Find pair of students who take exactly the same classes


I have to find a pair of students who take exactly the same classes from table that has studentID and courseID.

studentID | courseID
    1           1
    1           2
    1           3
    2           1
    3           1
    3           2
    3           3 

Query should return (1, 3).
The result also should not have duplicate rows such as (1,3) and (3,1).


Solution

  • Given sample data:

    CREATE TABLE student_course (
       student_id integer,
       course_id integer,
       PRIMARY KEY (student_id, course_id)
    );
    
    INSERT INTO student_course (student_id, course_id)
    VALUES (1, 1), (1, 2), (1, 3), (2, 1), (3, 1), (3, 2), (3, 3) ;
    

    Use array aggregation

    One option is to use a CTE to join on the ordered lists of courses each student is taking:

    WITH student_coursearray(student_id, courses) AS (
      SELECT student_id, array_agg(course_id ORDER BY course_id)
      FROM student_course
      GROUP BY student_id
    )
    SELECT a.student_id, b.student_id
    FROM student_coursearray a INNER JOIN student_coursearray b ON (a.courses = b.courses)
    WHERE a.student_id > b.student_id;
    

    array_agg is actually part of the SQL standard, as is the WITH common-table expression syntax. Neither are supported by MySQL so you'll have to express this a different way if you want to support MySQL.

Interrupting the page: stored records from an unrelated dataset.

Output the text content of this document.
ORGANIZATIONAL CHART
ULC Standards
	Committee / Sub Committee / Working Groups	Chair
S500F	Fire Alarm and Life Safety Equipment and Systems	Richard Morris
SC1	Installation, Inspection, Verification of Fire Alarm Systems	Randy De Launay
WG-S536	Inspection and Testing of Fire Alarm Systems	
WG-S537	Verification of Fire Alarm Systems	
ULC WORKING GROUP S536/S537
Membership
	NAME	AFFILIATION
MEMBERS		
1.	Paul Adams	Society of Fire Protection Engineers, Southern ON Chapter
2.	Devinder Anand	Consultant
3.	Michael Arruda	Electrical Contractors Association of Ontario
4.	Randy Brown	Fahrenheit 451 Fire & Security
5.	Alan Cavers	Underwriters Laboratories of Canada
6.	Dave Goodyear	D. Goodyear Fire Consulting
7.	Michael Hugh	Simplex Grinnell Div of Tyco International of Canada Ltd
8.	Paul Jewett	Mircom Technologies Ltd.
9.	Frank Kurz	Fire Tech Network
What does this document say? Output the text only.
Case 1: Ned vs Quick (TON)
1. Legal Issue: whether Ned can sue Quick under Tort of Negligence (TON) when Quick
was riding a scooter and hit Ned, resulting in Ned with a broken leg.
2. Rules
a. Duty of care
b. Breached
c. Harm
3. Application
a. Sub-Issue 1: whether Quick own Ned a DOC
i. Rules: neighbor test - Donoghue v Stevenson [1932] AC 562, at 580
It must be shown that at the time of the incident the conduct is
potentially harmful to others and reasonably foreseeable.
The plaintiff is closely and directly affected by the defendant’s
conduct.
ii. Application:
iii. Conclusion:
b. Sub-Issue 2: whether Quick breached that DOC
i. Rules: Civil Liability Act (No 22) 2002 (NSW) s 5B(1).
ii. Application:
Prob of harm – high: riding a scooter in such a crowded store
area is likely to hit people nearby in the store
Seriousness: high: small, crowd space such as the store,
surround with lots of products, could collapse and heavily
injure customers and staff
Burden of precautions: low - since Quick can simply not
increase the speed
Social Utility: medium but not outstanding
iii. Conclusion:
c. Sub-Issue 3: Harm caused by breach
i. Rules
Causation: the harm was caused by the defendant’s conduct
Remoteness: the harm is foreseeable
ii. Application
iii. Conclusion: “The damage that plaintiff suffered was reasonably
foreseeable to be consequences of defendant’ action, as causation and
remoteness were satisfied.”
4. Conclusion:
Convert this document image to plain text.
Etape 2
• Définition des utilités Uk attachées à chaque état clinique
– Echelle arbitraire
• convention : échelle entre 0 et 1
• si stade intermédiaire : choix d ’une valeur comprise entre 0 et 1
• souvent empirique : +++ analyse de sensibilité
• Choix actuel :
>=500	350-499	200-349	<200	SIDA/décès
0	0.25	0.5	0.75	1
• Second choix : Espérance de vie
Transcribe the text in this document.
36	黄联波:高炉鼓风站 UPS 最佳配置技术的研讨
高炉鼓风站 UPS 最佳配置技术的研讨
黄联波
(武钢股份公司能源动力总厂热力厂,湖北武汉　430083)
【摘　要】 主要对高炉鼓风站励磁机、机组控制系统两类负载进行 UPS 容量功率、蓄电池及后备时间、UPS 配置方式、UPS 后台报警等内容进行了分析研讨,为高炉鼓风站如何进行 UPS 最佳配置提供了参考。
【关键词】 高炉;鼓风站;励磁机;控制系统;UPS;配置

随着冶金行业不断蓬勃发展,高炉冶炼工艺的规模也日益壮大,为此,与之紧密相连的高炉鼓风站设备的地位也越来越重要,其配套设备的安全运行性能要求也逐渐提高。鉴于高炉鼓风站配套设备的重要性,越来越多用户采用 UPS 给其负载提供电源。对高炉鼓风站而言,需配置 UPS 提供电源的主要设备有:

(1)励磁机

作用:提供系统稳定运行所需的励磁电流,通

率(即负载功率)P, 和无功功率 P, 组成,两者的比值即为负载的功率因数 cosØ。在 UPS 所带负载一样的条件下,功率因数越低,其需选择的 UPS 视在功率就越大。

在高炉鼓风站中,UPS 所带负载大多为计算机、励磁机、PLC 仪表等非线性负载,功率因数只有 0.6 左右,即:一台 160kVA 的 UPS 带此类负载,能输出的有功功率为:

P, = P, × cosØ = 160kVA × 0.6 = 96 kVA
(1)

    Find missing course pairings per-student

    Another way to think about this would be "for every student pairing, find out if one is taking a class the other is not". This would lend its self to a FULL OUTER JOIN, but it's pretty awkward to express. You have to determine the pairings of student IDs of interest, then for each pairing do a full outer join across the set of classes each takes. If there are any null rows then one took a class the other didn't, so you can use that with a NOT EXISTS filter to exclude such pairings. That gives you this monster:

    WITH student_id_pairs(left_student, right_student) AS (
      SELECT DISTINCT a.student_id, b.student_id
      FROM student_course a 
      INNER JOIN student_course b ON (a.student_id > b.student_id)
    )
    SELECT left_student, right_student 
    FROM student_id_pairs 
    WHERE NOT EXISTS (
      SELECT 1
      FROM (SELECT course_id FROM student_course WHERE student_id = left_student) a
      FULL OUTER JOIN (SELECT course_id FROM student_course b WHERE student_id = right_student) b
        ON (a.course_id = b.course_id)
      WHERE a.course_id IS NULL or b.course_id IS NULL
    );
    

    The CTE is optional and may be replaced by a CREATE TEMPORARY TABLE AS SELECT ... or whatever if your DB doesn't support CTEs.

    Which to use?

    I'm very confident that the array approach will perform better in all cases, particularly because for a really large data set you can take the WITH expression, create a temporary table from the query instead, add an index on (courses, student_id) to it and do crazy-fast equality searching that'll well and truly pay off the cost of the index creation time. You can't do that with the subquery joins approach.